Since its reactivation in February 2025, Sky Direct is currently test broadcasting on JCSAT-4B satellite transponder.

| Satellite | Band | Position | Frequency | Polarity | SR | Encryption | System | Status | Coverage |
|---|---|---|---|---|---|---|---|---|---|
| JCSAT-4B | Ku Band | 124.0° East | 11595 & 11625 MHz | Vertical (V) | 22415 | StreamGuard | DVB-S2 MPEG-4 | Test broadcast | Philippines |

==Competition==
Sky Direct competes with Cignal, the leading DTH provider with more than two million subscribers owned by the Philippine Long Distance Telephone Company (PLDT) through MediaQuest Holdings, and with G Sat owned by Global Satellite Technology Services.

==Opposition==
The entry of Sky Direct in the DTH service was being opposed by various groups citing violation of the anti-monopoly law, including Cignal and its sister company TV5 Network under the PLDT group, Dream Satellite TV, and the Philippine Cable Television Association. In a filing with the NTC, PMSI said the DTH players in the Philippines are expected to continue incur losses due to tougher competition with the entry of Sky Cable.
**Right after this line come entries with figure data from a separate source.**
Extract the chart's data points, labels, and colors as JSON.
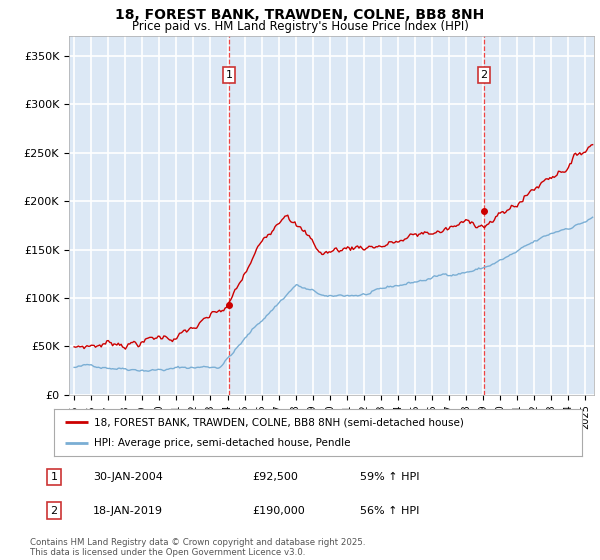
{
  "title": "18, FOREST BANK, TRAWDEN, COLNE, BB8 8NH",
  "subtitle": "Price paid vs. HM Land Registry's House Price Index (HPI)",
  "title_fontsize": 10,
  "subtitle_fontsize": 8.5,
  "ylabel_ticks": [
    "£0",
    "£50K",
    "£100K",
    "£150K",
    "£200K",
    "£250K",
    "£300K",
    "£350K"
  ],
  "ytick_values": [
    0,
    50000,
    100000,
    150000,
    200000,
    250000,
    300000,
    350000
  ],
  "ylim": [
    0,
    370000
  ],
  "xlim_start": 1994.7,
  "xlim_end": 2025.5,
  "bg_color": "#dce8f5",
  "grid_color": "#ffffff",
  "red_line_color": "#cc0000",
  "blue_line_color": "#7aaed4",
  "sale1_x": 2004.08,
  "sale1_y": 92500,
  "sale1_label": "1",
  "sale1_date": "30-JAN-2004",
  "sale1_price": "£92,500",
  "sale1_hpi": "59% ↑ HPI",
  "sale2_x": 2019.05,
  "sale2_y": 190000,
  "sale2_label": "2",
  "sale2_date": "18-JAN-2019",
  "sale2_price": "£190,000",
  "sale2_hpi": "56% ↑ HPI",
  "vline_color": "#ee4444",
  "legend_line1": "18, FOREST BANK, TRAWDEN, COLNE, BB8 8NH (semi-detached house)",
  "legend_line2": "HPI: Average price, semi-detached house, Pendle",
  "footer": "Contains HM Land Registry data © Crown copyright and database right 2025.\nThis data is licensed under the Open Government Licence v3.0.",
  "xticks": [
    1995,
    1996,
    1997,
    1998,
    1999,
    2000,
    2001,
    2002,
    2003,
    2004,
    2005,
    2006,
    2007,
    2008,
    2009,
    2010,
    2011,
    2012,
    2013,
    2014,
    2015,
    2016,
    2017,
    2018,
    2019,
    2020,
    2021,
    2022,
    2023,
    2024,
    2025
  ]
}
From 2009 to 2013, Cignal TV incurred an accumulated deficit of 5 billion pesos, Dream with 1.1 billion pesos, and GSat with 173 million pesos.

In February 2016, TV5 Network, Inc formally filed a motion for reconsideration with the NTC asking the regulator to dismiss Sky Cable's application to offer DBS and reverse its order from December 2015 that allowed Sky Cable to offer both wired and wireless cable network services nationwide. TV5 argued that DBS or wireless cable service is beyond the scope of Sky Cable’s franchise and articles of incorporation. According to TV5, Sky Cable's amended articles of incorporation states that it can establish and operate a cable television which is wired in nature and not a wireless service like DBS. The regulator emphasized in its December 2015 order that DBS service is within the scope of Sky Cable's congressional franchise.

On June 29, during the joint hearing by the House Franchises and Good Government committee, regarding on their operations of ABS-CBN TV Plus, Sky Direct and its blocktime deal with AMCARA Broadcasting Network, the Federation of International Cable TV and Telecommunications Association of the Philippines (FICTAP), National Chairperson Estrellita Juliano Tamano has urged the NTC to stop their operations, because of their expired franchise. After that, Telecommunications Commissioner Gamaliel Cordoba announced that Sky Direct will cease operations, despite their objections made by Rodante Marcoleta, which he asked him to resign as commissioner and Boying Remulla's threat to face graft charges before the Ombudsman against him.